Addressing the UN Human Rights Council in Geneva on Monday, Minister of Foreign Affairs Prak Sokhonn highlighted differing international attitudes to Cambodia and accused negative voices of hypocrisy.

“To many, they see Cambodia as the success story of a devastated country, burned to the ground by war and genocide, that has risen from the ashes, is reconciled among its own people and has achieved enormous socio-economic transformations."

“Unfortunately to a few others, they only want to see my country’s shortcomings through the values of a perfect democracy – an exemplary democracy, I may say – that even their own countries couldn’t hope to achieve,” Sokhonn told the 40th Regular Session of the UN Human Rights Council in Switzerland.

Sokhonn, who is also deputy prime minister, continued that the Cambodian people had endured a tragic past under the Khmer Rouge.

But when the genocidal regime collapsed, the traumatised and exhausted survivors then had sanctions imposed on them for 12 years by the majority of UN member states while their Khmer Rouge “executioners” occupied the Kingdom’s seat at the UN.

He said it was the countries that preached democracy and human rights that were the ones to deprive the survivors of access to food, health, education, housing and development, and even peace.

Sokhonn raised examples of the successes Cambodia had since achieved, such as being the sixth fastest-growing economy in the world, seeing poverty rates reduced to less than 10 per cent, while primary school enrolment was at 98 per cent and life expectancy had risen from 54 years in 1993 to 69 in 2016.

He said Cambodia had achieved UN Millennium Development Goals ahead of schedule, and the Kingdom had deployed nearly 6,000 troops on UN peacekeeping missions to eight countries in Africa and the Middle East since 2006.

“Unfortunately, all these achievements and many more have hardly been reflected in the various reports submitted to this Council and, as a result, criticisms quite prejudicial of our government continue unabated on the basis of partial and biased information,” he said.

He added that reports were based only on the political opposition and some local and foreign NGOs which had their own agenda.

Sokhonn hit out at reports that ignored the unsavoury practices of part of the political opposition, such as the defamation and serious slandering of the Kingdom’s leaders, systematic appeals to racial hatred and xenophobia, the production of false documents, provocations endangering relations with a neighbouring state, the delegitimisation of institutions and repeated calls for the armed forces to rise up in rebellion.

He said all these acts had the compounding effect of creating a constant atmosphere of civil war.

Sokhonn defended the Supreme Court’s ruling to dissolve an unnamed opposition party, saying it was the same decision as “rendered by Western jurisdictions”.

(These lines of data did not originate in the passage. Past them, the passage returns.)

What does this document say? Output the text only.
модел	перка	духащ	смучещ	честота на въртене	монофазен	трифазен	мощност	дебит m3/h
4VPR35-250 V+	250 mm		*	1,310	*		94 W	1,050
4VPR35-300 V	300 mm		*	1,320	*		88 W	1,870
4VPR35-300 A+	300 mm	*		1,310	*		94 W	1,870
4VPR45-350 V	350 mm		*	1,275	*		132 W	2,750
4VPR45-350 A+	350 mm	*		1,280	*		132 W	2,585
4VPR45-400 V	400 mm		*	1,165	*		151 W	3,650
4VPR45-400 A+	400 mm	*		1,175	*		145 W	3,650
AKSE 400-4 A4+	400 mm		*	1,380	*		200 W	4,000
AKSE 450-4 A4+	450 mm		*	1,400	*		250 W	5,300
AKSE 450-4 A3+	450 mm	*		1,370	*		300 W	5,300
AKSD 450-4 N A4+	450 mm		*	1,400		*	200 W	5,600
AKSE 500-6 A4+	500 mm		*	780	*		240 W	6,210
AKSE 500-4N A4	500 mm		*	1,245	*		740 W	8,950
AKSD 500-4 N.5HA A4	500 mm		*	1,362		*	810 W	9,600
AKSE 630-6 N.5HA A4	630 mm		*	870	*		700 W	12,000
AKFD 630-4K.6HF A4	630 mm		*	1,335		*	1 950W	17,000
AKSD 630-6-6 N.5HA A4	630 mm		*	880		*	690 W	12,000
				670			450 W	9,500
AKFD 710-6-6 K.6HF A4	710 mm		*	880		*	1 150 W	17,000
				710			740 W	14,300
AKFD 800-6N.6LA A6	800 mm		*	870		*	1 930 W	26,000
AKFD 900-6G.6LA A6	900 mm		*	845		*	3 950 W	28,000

“When the leader of an opposition party publicly declares that he and his party have received financial and technical support from a foreign power to overthrow, through illegal means, a legitimately and democratically elected government, we have no choice but to take the necessary steps to protect our country’s institutions, peace and stability."

“Serious violations of laws identical to those found in Western countries are not even mentioned. I can cite violations of the ban on foreign financing of political parties, violation of the law on associations [and the] refusal to comply with our codes, the provision of which were drafted with the assistance of Western academics.

“Without fail, these reports referred to our court decisions as ‘politically motivated’, whereas they are the same as those rendered by Western jurisdictions, based on similar facts and in similar circumstances,” he stressed.

Sokhonn said that after having taken protective measures, Cambodia was ready to negotiate with those who supported a peaceful democracy – “the true opposition” – to find ways to reconcile democracy with political stability, political pluralism and public peace.

Political analyst Lao Mong Hay said Sokhonn had endeavoured to paint of rosier picture of the human situation in Cambodia to discredit observers’ gloomier reports.

“It is doubtful whether his audience was very much convinced when normally actions speak louder than words,” he said.

Kin Phea, the director-general of the International Relations Institute at the Royal Academy of Cambodia, said he had seen that the government had acted to improve human rights and democracy for the sake of peace and stability in Cambodia.

But he accepted that there were still some areas to be improved, especially social justice.

“If we talk frankly about the election process, we have to accept that the Cambodian People’s Party [CPP] has a greater advantage in using public power for the party’s benefit."

“However, there were still abuses of power happening,” he said, adding that these areas should be improved on to ensure the people’s acceptance of [the CPP] rule and to maintain peace.